魔女の処刑~守護竜の思い~
魔女の処刑の守護竜の話です。
とある国は、守護竜と魔女に守られていた。
はるか昔より、その国を守り続けた守護竜と魔女。
真っ白な鱗に覆われた神秘的な白竜——守護竜。
美しき黒髪を持つ魔法を使う女性――魔女。
守護竜と魔女は、友人たちが作ると決めた国を守護していた。友人が命を失うまでの間――、友人たちとのんびりと過ごしながら笑いあいながら守護竜と魔女はこの国を守り続けていた。
「ありがとう、ユーア、ドアンローザ」
「二人とも大事な友達だわ。誇りだわ。ありがとう」
友人たちは、国を守護してくれている守護竜と魔女の事を慈しんでいた。誇りだと思い、尊重していた。
守護竜と魔女は、国を作った友人たちと笑いあうのが好きだった。
普通という枠組みから外れている守護竜と魔女のことを受け入れた。守護竜と魔女はそれが嬉しくて、その空間が心地よくて、彼らがなくなった後もこの国を守ることにした。
*
守護竜はよく覚えている。
魔女と初めて会った日の事を。
強い力を持つが故に、疎まれていた守護竜。
守護竜は独りだったけれども、寂しさは感じていなかった。
ただ守護竜は生きていた。何も考えることもなく、ただ自分の思うままに自由気ままに生きていた。
「竜?」
不思議そうな顔をして自身を見つめる魔女に、守護竜は驚いたものだ。
自身のことを恐れることなく見る人など初めてだった。好奇心に満ちた目を浮かべている魔女は、そのころはまだ幼さが残っていた。

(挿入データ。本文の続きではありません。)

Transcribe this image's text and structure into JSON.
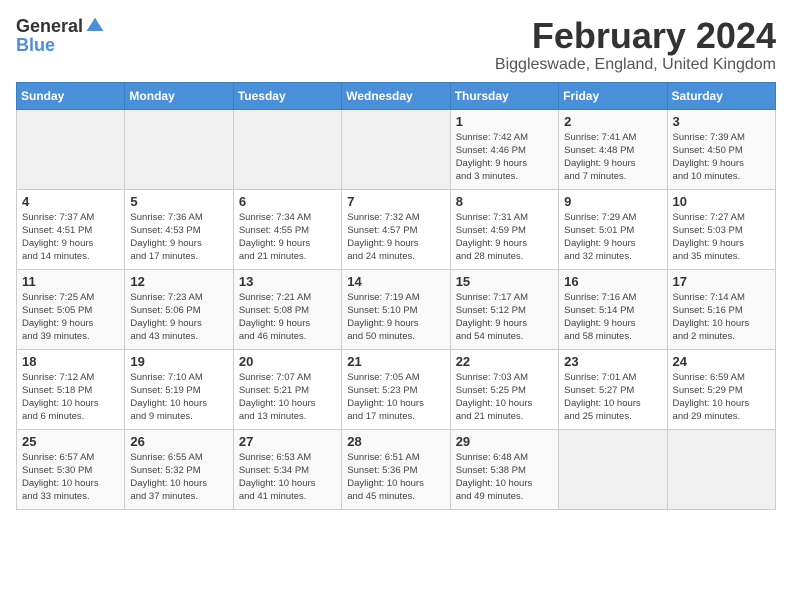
{
  "logo": {
    "general": "General",
    "blue": "Blue"
  },
  "title": "February 2024",
  "subtitle": "Biggleswade, England, United Kingdom",
  "days_of_week": [
    "Sunday",
    "Monday",
    "Tuesday",
    "Wednesday",
    "Thursday",
    "Friday",
    "Saturday"
  ],
  "weeks": [
    [
      {
        "day": "",
        "info": ""
      },
      {
        "day": "",
        "info": ""
      },
      {
        "day": "",
        "info": ""
      },
      {
        "day": "",
        "info": ""
      },
      {
        "day": "1",
        "info": "Sunrise: 7:42 AM\nSunset: 4:46 PM\nDaylight: 9 hours\nand 3 minutes."
      },
      {
        "day": "2",
        "info": "Sunrise: 7:41 AM\nSunset: 4:48 PM\nDaylight: 9 hours\nand 7 minutes."
      },
      {
        "day": "3",
        "info": "Sunrise: 7:39 AM\nSunset: 4:50 PM\nDaylight: 9 hours\nand 10 minutes."
      }
    ],
    [
      {
        "day": "4",
        "info": "Sunrise: 7:37 AM\nSunset: 4:51 PM\nDaylight: 9 hours\nand 14 minutes."
      },
      {
        "day": "5",
        "info": "Sunrise: 7:36 AM\nSunset: 4:53 PM\nDaylight: 9 hours\nand 17 minutes."
      },
      {
        "day": "6",
        "info": "Sunrise: 7:34 AM\nSunset: 4:55 PM\nDaylight: 9 hours\nand 21 minutes."
      },
      {
        "day": "7",
        "info": "Sunrise: 7:32 AM\nSunset: 4:57 PM\nDaylight: 9 hours\nand 24 minutes."
      },
      {
        "day": "8",
        "info": "Sunrise: 7:31 AM\nSunset: 4:59 PM\nDaylight: 9 hours\nand 28 minutes."
      },
      {
        "day": "9",
        "info": "Sunrise: 7:29 AM\nSunset: 5:01 PM\nDaylight: 9 hours\nand 32 minutes."
      },
      {
        "day": "10",
        "info": "Sunrise: 7:27 AM\nSunset: 5:03 PM\nDaylight: 9 hours\nand 35 minutes."
      }
    ],
    [
      {
        "day": "11",
        "info": "Sunrise: 7:25 AM\nSunset: 5:05 PM\nDaylight: 9 hours\nand 39 minutes."
      },
      {
        "day": "12",
        "info": "Sunrise: 7:23 AM\nSunset: 5:06 PM\nDaylight: 9 hours\nand 43 minutes."
      },
      {
        "day": "13",
        "info": "Sunrise: 7:21 AM\nSunset: 5:08 PM\nDaylight: 9 hours\nand 46 minutes."
      },
      {
        "day": "14",
        "info": "Sunrise: 7:19 AM\nSunset: 5:10 PM\nDaylight: 9 hours\nand 50 minutes."
      },
      {
        "day": "15",
        "info": "Sunrise: 7:17 AM\nSunset: 5:12 PM\nDaylight: 9 hours\nand 54 minutes."
      },
      {
        "day": "16",
        "info": "Sunrise: 7:16 AM\nSunset: 5:14 PM\nDaylight: 9 hours\nand 58 minutes."
      },
      {
        "day": "17",
        "info": "Sunrise: 7:14 AM\nSunset: 5:16 PM\nDaylight: 10 hours\nand 2 minutes."
      }
    ],
    [
      {
        "day": "18",
        "info": "Sunrise: 7:12 AM\nSunset: 5:18 PM\nDaylight: 10 hours\nand 6 minutes."
      },
      {
        "day": "19",
        "info": "Sunrise: 7:10 AM\nSunset: 5:19 PM\nDaylight: 10 hours\nand 9 minutes."
      },
      {
        "day": "20",
        "info": "Sunrise: 7:07 AM\nSunset: 5:21 PM\nDaylight: 10 hours\nand 13 minutes."
      },
      {
        "day": "21",
        "info": "Sunrise: 7:05 AM\nSunset: 5:23 PM\nDaylight: 10 hours\nand 17 minutes."
      },
      {
        "day": "22",
        "info": "Sunrise: 7:03 AM\nSunset: 5:25 PM\nDaylight: 10 hours\nand 21 minutes."
      },
      {
        "day": "23",
        "info": "Sunrise: 7:01 AM\nSunset: 5:27 PM\nDaylight: 10 hours\nand 25 minutes."
      },
      {
        "day": "24",
        "info": "Sunrise: 6:59 AM\nSunset: 5:29 PM\nDaylight: 10 hours\nand 29 minutes."
      }
    ],
    [
      {
        "day": "25",
        "info": "Sunrise: 6:57 AM\nSunset: 5:30 PM\nDaylight: 10 hours\nand 33 minutes."
      },
      {
        "day": "26",
        "info": "Sunrise: 6:55 AM\nSunset: 5:32 PM\nDaylight: 10 hours\nand 37 minutes."
      },
      {
        "day": "27",
        "info": "Sunrise: 6:53 AM\nSunset: 5:34 PM\nDaylight: 10 hours\nand 41 minutes."
      },
      {
        "day": "28",
        "info": "Sunrise: 6:51 AM\nSunset: 5:36 PM\nDaylight: 10 hours\nand 45 minutes."
      },
      {
        "day": "29",
        "info": "Sunrise: 6:48 AM\nSunset: 5:38 PM\nDaylight: 10 hours\nand 49 minutes."
      },
      {
        "day": "",
        "info": ""
      },
      {
        "day": "",
        "info": ""
      }
    ]
  ]
}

人の街で暮らしているとは思えないほどに、汚れ、ボロボロの服をきた少女。まだ少女だった魔女と、守護竜はともに過ごすことになった。
無邪気に守護竜の名を呼ぶ魔女と過ごすことが守護竜にとっては心地が良かった。
「ねぇ、ドアンローザ」
優しい声で守護竜の名を魔女は呼び、守護竜もまた魔女を慈しんだ。
そして長い時を経た後に、守護竜と魔女は、国を作ることになる友人たちと出会った。
守護竜は彼らのことを警戒していた。人と違うが故に、人に傷つけられた魔女を人と関わらせたくなかった。
魔女の事を慈しみ、魔女の事を思っている守護竜は魔女が傷つけられないようにしたかった。
けれど、
「お前たちは大切な友人だ」
「楽しいわ。二人といると」
人間でありながらも守護竜と魔女ににこやかに笑いかける二人のことを守護竜も友人と認めた。
その建国の人間がなくなってからも、守護竜と魔女は共にそこを守ることにした。
この国を守り続けて、長い時が経過する。
いついかなる時も、守護竜は魔女と共に居た。ただずっと魔女の傍に居て、この国を守り続けていた。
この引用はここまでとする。